I created a couple of puzzles that were visual (match stick puzzles) and put them up in the 6th grade. Again I found that 2-3 children were keen on solving it, but the rest were not able to. We then had a class to solve the puzzles.

I had been working with these kids for a couple of months now and had noticed that the classroom gets pretty noisy as the kids who 'got it' were too eager to sprout out the answer and the kids who had 'not yet got it' were all to comfortable not having to think. I had been working with the kids to do individual work in the notebooks without having to raise their hands or talk allowing me and the other teacher to go around and look at their work. The classroom had been marginally quieter at times. Of course there is an equal mix of group activities (games) or discussion time (sometimes moderated) and hearing about each others work.

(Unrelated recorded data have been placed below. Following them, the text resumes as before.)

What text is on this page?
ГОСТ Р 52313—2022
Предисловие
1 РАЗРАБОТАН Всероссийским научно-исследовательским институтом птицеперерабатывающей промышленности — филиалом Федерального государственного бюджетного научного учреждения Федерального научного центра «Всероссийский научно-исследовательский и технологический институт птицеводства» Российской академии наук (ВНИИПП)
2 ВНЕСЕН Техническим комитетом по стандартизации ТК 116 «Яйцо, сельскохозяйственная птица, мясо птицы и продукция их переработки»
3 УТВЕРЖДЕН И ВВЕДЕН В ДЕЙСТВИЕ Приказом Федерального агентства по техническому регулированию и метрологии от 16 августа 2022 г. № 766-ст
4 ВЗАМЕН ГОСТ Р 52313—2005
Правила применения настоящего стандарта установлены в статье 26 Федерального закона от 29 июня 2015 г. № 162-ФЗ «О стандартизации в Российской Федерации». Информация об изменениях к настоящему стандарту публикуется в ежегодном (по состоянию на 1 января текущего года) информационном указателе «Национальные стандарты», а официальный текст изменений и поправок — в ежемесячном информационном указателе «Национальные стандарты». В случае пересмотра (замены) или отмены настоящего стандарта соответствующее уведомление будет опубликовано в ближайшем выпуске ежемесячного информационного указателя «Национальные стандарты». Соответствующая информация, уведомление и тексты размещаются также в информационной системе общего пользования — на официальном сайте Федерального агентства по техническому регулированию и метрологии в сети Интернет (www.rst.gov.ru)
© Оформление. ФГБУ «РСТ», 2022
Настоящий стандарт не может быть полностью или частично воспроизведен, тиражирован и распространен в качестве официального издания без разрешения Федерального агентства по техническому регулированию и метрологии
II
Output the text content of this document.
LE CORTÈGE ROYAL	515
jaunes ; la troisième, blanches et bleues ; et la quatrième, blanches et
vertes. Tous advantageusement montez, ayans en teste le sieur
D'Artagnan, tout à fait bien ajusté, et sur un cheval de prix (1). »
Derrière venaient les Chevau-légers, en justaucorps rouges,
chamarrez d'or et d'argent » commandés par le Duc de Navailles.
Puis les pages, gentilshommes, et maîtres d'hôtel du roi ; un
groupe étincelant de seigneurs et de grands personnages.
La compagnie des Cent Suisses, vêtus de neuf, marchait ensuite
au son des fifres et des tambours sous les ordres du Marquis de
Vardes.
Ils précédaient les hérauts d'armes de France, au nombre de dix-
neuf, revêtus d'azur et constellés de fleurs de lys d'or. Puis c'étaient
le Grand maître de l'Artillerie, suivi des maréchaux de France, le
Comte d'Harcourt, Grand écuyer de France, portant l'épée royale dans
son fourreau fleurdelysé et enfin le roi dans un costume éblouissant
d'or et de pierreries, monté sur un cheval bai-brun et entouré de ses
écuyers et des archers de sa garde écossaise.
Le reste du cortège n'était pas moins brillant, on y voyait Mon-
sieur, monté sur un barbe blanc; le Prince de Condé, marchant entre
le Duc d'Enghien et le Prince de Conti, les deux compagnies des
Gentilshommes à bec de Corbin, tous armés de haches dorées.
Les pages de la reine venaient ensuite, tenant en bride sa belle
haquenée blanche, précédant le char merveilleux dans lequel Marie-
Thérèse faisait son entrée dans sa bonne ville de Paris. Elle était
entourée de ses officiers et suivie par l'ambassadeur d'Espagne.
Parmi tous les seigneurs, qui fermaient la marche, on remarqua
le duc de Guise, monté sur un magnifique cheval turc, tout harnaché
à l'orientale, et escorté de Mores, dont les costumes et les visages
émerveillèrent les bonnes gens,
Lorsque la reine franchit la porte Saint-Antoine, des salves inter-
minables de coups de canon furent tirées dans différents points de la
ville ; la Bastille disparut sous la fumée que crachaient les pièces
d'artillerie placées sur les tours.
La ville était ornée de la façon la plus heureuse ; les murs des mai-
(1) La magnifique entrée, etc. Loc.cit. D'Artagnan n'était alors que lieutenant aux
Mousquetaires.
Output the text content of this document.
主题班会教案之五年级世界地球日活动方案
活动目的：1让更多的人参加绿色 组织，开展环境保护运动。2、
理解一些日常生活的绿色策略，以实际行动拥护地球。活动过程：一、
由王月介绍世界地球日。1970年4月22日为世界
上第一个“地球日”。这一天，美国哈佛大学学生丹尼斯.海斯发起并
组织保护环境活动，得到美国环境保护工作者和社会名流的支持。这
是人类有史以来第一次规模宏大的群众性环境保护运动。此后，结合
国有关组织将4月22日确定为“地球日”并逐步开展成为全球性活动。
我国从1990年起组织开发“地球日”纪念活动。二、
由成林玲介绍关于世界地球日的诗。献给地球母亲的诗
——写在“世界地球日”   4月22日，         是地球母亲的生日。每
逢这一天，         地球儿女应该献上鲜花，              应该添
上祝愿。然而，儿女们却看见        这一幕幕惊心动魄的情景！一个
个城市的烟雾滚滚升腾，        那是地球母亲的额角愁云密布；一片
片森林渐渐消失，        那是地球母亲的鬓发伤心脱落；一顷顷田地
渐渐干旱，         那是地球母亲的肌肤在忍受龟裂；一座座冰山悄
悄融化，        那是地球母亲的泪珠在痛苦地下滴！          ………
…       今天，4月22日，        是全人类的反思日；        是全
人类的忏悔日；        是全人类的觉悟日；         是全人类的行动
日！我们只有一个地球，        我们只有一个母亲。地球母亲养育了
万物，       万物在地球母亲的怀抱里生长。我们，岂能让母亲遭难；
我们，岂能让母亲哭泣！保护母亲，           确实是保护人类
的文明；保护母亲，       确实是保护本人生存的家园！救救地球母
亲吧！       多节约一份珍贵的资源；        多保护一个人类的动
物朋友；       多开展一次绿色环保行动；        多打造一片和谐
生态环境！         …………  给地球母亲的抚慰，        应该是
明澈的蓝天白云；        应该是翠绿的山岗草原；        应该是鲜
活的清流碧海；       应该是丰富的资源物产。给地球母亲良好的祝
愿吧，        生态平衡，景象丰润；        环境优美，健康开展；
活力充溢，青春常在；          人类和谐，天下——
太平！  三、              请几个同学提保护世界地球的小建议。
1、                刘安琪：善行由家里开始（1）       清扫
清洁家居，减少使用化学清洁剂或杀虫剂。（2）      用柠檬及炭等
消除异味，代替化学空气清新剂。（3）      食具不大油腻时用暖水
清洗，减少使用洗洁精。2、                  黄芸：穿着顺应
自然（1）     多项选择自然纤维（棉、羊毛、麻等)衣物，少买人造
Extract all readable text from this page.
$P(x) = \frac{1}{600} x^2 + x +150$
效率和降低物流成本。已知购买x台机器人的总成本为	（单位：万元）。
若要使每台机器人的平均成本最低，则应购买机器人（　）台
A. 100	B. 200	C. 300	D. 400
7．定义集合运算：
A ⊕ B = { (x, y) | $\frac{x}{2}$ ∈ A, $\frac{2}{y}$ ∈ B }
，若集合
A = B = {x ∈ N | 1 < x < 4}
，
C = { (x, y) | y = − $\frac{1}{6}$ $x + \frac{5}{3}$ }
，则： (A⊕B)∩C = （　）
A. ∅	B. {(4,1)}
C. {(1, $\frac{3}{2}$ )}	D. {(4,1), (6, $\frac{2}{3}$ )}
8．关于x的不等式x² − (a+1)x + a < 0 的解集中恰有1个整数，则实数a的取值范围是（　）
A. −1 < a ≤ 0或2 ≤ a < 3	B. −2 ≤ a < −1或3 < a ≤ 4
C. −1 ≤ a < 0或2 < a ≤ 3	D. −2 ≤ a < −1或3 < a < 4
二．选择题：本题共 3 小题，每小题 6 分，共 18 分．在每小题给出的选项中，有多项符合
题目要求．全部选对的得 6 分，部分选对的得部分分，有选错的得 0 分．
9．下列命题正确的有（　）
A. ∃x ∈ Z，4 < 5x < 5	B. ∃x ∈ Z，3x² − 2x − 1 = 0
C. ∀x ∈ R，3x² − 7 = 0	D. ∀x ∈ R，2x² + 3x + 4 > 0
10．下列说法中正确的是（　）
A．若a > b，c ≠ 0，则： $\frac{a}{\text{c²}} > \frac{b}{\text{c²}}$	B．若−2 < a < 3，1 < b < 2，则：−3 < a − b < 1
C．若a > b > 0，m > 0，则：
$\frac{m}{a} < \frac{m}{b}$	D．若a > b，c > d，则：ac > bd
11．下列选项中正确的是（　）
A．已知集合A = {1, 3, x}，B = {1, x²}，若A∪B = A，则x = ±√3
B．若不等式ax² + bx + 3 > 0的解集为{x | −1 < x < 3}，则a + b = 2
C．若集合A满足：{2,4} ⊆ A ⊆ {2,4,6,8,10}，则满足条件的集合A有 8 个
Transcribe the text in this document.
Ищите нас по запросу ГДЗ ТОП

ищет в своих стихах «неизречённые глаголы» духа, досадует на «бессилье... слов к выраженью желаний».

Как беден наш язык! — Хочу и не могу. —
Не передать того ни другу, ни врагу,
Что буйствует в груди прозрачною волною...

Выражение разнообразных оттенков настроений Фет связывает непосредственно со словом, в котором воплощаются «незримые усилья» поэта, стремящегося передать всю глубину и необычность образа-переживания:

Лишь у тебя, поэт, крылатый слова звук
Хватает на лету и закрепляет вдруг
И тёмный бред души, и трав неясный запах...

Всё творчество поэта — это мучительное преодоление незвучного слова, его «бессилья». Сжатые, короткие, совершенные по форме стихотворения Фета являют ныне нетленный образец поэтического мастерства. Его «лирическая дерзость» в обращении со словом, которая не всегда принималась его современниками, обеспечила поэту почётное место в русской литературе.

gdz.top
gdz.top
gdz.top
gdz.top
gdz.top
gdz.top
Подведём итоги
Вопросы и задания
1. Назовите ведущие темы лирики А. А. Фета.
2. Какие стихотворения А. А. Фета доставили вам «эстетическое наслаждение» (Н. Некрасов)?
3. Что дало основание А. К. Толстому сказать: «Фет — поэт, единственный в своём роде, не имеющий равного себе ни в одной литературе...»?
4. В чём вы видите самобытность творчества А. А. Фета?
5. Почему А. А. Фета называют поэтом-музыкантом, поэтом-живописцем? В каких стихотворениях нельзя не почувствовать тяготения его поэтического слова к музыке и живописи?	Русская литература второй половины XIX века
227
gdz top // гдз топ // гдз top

In this class, we took a step further. There were enough puzzles for someone to continue solving if they finished one and they were asked to work on this and try to create a quiet space to allow them to think. The teacher and I went around to see how the kids were doing. Occasionally, we encouraged the class that they could do it and just needed to relax and find their quiet space.

That class was magical, the children were able to find their space and over 80% of them were able to solve the puzzles on their own. The other 20% needed individual time from us to ask them questions that led them to think of the answer and elliminate the impossible that they were stuck with.

Unfortunately, with everything magical, it has been difficult to replicate. But, there are now more children that attempt puzzles and also ask for it when I am in class.

We have now been slowly moving from visual puzzles to ones with numbers and in a more recent class we all created puzzles of our own.

1 comment:

Siva said...

I have some modules that I try out for 6-12th standard. They are more conventional. If you are interested then it could be tried out.